What is the purpose of this survey?

The implementation of the National Security Law in June 2020 has led to a significant backslide and deterioration of democracy, rule of law and the guarantee of civil and political rights in Hong Kong. On December 19th, 2021, the Hong Kong legislative elections will take place in a climate that is anything but democratic. Following opposition leaders’ arrests and the dismantlement of civil society groups and media, changes that will only allow government-approved “patriots” to hold office, and the fact that voters will only choose 20 of 90 legislators, many are calling for a boycott of the elections. 

It is clear that the upcoming elections will be a sham – Hong Kongers can no longer express their voice or votes inside the city, and have no representation outside. This must change. 

One potential campaign idea which has been discussed within the Atlas community is the establishment of a Hong Kong Democratic Government in Exile to represent Hong Kongers and their interest in front of the international community. As part of this campaign, we will aim to target and petition the UK Parliament to support the establishment of the Government in Exile (through, for example, formal recognition, an “Embassy” type building, and financial support) and to protect Hong Kong’s freedom and rights in fulfilment of its legal and moral obligations under the Sino-British Joint Declaration. 

The purpose of this survey is to gauge: (1) whether there is a demand for a Democratic Government in Exile; (2) who you believe the Government should represent; (3) what you believe the purpose and function of such a Government should be (if materialized); (4) how prospective leadership should be elected; and (5) any key concerns. 

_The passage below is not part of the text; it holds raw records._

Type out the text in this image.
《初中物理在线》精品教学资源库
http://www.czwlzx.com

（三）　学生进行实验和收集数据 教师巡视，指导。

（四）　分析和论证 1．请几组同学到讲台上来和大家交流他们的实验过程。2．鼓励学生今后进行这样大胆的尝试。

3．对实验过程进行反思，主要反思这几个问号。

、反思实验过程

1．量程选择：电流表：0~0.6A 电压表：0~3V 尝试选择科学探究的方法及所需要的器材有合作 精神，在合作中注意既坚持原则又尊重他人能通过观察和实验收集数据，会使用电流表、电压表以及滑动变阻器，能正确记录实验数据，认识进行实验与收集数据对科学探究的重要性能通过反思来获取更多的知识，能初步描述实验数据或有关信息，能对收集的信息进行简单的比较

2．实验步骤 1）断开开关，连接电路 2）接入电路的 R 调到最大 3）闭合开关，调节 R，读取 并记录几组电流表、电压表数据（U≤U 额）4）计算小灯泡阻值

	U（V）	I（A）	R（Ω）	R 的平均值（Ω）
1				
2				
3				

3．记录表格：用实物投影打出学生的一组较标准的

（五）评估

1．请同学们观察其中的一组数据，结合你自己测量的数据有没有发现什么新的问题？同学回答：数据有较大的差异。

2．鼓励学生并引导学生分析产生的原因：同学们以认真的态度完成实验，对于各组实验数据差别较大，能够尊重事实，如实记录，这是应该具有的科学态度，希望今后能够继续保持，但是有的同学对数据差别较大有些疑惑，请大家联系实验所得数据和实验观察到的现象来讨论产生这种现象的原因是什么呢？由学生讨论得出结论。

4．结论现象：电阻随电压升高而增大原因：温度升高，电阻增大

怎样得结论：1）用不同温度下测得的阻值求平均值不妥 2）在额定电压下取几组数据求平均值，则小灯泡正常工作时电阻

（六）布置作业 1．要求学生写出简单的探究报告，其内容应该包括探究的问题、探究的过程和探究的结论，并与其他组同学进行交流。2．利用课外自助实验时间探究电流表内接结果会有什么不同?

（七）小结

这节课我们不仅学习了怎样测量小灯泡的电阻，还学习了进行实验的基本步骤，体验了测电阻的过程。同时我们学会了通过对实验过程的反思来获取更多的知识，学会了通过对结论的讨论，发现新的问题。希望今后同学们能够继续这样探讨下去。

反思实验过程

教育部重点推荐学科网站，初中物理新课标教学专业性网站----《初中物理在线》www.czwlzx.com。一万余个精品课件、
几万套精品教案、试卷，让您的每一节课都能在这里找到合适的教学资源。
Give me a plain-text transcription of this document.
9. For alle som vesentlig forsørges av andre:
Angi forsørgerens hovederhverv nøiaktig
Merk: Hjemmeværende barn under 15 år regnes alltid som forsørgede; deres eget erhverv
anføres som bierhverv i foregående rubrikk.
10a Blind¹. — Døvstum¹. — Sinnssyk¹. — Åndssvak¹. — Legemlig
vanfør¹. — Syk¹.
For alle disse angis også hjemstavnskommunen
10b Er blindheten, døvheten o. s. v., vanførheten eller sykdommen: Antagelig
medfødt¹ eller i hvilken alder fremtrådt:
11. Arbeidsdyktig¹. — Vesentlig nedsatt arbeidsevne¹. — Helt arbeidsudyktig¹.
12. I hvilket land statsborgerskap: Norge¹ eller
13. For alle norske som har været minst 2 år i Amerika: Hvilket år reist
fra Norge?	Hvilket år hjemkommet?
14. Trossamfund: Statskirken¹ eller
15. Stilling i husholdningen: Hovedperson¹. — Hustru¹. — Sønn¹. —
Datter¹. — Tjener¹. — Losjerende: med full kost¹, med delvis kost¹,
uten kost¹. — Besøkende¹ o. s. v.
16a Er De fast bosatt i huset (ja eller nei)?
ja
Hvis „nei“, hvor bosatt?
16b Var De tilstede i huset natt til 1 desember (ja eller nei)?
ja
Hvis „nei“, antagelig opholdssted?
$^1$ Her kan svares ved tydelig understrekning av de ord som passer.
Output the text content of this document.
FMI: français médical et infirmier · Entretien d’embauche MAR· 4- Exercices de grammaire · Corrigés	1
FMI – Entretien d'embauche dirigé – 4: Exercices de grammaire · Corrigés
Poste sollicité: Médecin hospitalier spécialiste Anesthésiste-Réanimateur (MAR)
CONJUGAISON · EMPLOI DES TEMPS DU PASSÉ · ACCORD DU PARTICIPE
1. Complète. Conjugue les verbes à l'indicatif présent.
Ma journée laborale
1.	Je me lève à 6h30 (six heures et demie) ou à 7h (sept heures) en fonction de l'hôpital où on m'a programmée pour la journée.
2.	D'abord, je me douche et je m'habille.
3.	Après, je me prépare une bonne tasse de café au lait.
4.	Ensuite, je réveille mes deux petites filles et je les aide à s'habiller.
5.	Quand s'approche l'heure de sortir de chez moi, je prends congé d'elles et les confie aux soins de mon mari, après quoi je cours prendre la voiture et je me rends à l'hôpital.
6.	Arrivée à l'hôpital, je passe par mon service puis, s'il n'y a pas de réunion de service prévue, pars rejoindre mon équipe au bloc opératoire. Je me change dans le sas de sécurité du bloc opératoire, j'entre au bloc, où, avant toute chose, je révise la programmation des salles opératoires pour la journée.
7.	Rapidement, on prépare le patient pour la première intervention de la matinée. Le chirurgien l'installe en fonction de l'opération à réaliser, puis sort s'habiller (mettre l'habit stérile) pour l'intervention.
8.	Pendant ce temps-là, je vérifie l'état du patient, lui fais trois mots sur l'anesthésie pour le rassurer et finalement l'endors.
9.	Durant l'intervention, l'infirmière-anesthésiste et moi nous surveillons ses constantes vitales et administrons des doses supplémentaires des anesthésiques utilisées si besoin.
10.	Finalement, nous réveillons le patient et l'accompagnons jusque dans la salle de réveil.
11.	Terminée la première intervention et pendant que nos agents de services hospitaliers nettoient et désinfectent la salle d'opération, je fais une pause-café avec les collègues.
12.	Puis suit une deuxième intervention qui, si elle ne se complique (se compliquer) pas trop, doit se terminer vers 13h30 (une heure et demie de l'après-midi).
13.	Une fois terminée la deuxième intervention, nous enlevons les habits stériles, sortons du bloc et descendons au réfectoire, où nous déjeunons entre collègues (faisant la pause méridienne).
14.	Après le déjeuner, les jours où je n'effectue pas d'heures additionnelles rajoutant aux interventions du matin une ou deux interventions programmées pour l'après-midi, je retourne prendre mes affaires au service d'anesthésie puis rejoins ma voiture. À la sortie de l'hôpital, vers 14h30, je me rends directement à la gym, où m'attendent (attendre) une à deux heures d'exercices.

What is a Government in Exile?

A Government in Exile (GIE) is a political group which asserts itself as a country or semi-sovereign state’s legitimate government, but which is unable to exercise legal power and instead resides in another state or foreign country. Under international law, GIEs may undertake various actions in the conduct of their daily affairs, including for example, creating or amending its own constitution, issuing identity cards, allowing the formation of new political parties, holding elections etc.

The effectiveness of a Government in Exile has historically depended on the amount of support it receives, either from foreign governments or from the population of its own country. Some exiled governments take on a more substantive role and become formidable forces; others are maintained chiefly as a symbolic gesture.